A large landslide took place on the banks of man-made Lake Knappensee, Germany on March 11, 2021. The area where the slide took place belongs to an old open cast mining site. The event caused a 1.5 m (4.9 feet) high tsunami which damaged properties in a village on the other side of the lake.
According to local media reports, this area has a history of known geotechnical problems and was under remediation to allow the site to become a recreation attraction -- which appears to be the cause of the slide.
Experts from the Saxon Mining Authority said dump material has been removed and work was being prepared in the bank area on the same day.

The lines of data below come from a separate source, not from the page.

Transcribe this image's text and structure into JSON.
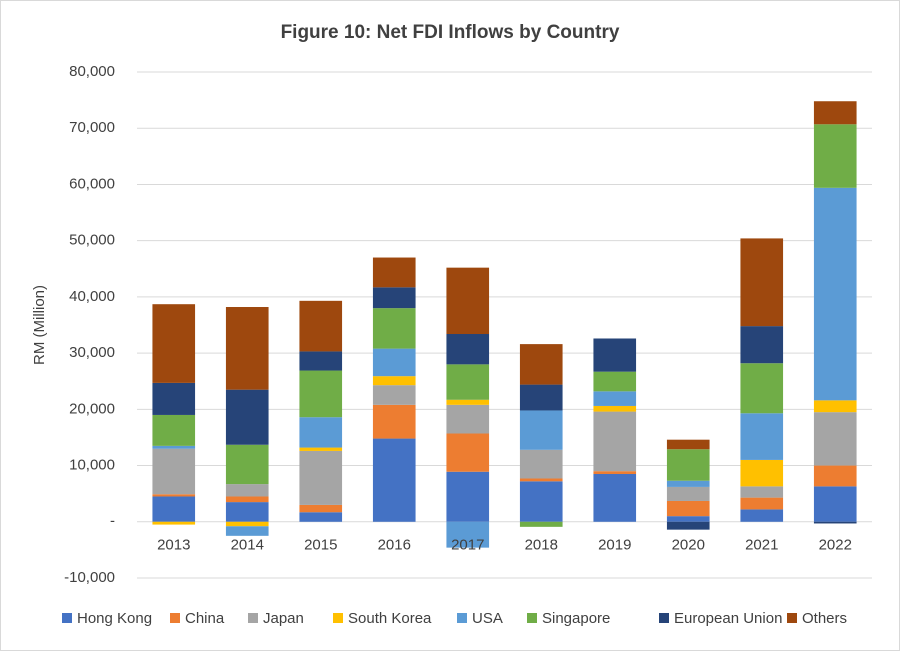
{
  "chart_data": {
    "type": "stacked_bar",
    "title": "Figure 10: Net FDI Inflows by Country",
    "y_label": "RM (Million)",
    "categories": [
      "2013",
      "2014",
      "2015",
      "2016",
      "2017",
      "2018",
      "2019",
      "2020",
      "2021",
      "2022"
    ],
    "series": [
      {
        "name": "Hong Kong",
        "color": "#4472c4",
        "values": [
          4500,
          3500,
          1700,
          14800,
          8900,
          7200,
          8500,
          1000,
          2200,
          6300
        ]
      },
      {
        "name": "China",
        "color": "#ed7d31",
        "values": [
          400,
          1000,
          1300,
          6000,
          6800,
          500,
          500,
          2700,
          2100,
          3700
        ]
      },
      {
        "name": "Japan",
        "color": "#a5a5a5",
        "values": [
          8100,
          2200,
          9600,
          3500,
          5100,
          5100,
          10600,
          2500,
          2000,
          9500
        ]
      },
      {
        "name": "South Korea",
        "color": "#ffc000",
        "values": [
          -500,
          -800,
          600,
          1600,
          900,
          0,
          1000,
          0,
          4700,
          2100
        ]
      },
      {
        "name": "USA",
        "color": "#5b9bd5",
        "values": [
          500,
          -1700,
          5400,
          4900,
          -4600,
          7000,
          2600,
          1100,
          8300,
          37800
        ]
      },
      {
        "name": "Singapore",
        "color": "#70ad47",
        "values": [
          5500,
          7000,
          8300,
          7200,
          6300,
          -900,
          3500,
          5600,
          8900,
          11300
        ]
      },
      {
        "name": "European Union",
        "color": "#264478",
        "values": [
          5700,
          9800,
          3400,
          3700,
          5400,
          4600,
          5900,
          -1400,
          6600,
          -300
        ]
      },
      {
        "name": "Others",
        "color": "#9e480e",
        "values": [
          14000,
          14700,
          9000,
          5300,
          11800,
          7200,
          0,
          1700,
          15600,
          4100
        ]
      }
    ],
    "ylim": [
      -10000,
      80000
    ],
    "yticks": [
      {
        "value": -10000,
        "label": "-10,000"
      },
      {
        "value": 0,
        "label": "-"
      },
      {
        "value": 10000,
        "label": "10,000"
      },
      {
        "value": 20000,
        "label": "20,000"
      },
      {
        "value": 30000,
        "label": "30,000"
      },
      {
        "value": 40000,
        "label": "40,000"
      },
      {
        "value": 50000,
        "label": "50,000"
      },
      {
        "value": 60000,
        "label": "60,000"
      },
      {
        "value": 70000,
        "label": "70,000"
      },
      {
        "value": 80000,
        "label": "80,000"
      }
    ],
    "grid": true
  }
}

The scar area is about 500 m (1 640 feet) wide and 200 m (650 feet) deep.
Knappensee, Germany on February 22, 2021. Credit: Copernicus EU/Sentinel-2
A damaging displacement wave of about 1.5 m (4.9 feet) was generated during the event, damaging properties in the village of Groß Särchen on the other side of the lake.
"While this [tsunami] would be small in a marine environment, in a non-tidal lake this is a significant event," Dr. Dave Petley of The Landslide Blog said.
The water masses hit a bungalow settlement, which was largely destroyed as a result. The water hit some buildings so hard that fences were washed away, and windows and walls broken.
According to Blaulicht Magazin, the banks began to be secured immediately with fences put up again so that no people were in danger.
It cannot be ruled out that there could be further landslides, experts said.
"Large failures in open cast coal mines, or in coal mine waste piles, are not rare," Petley said.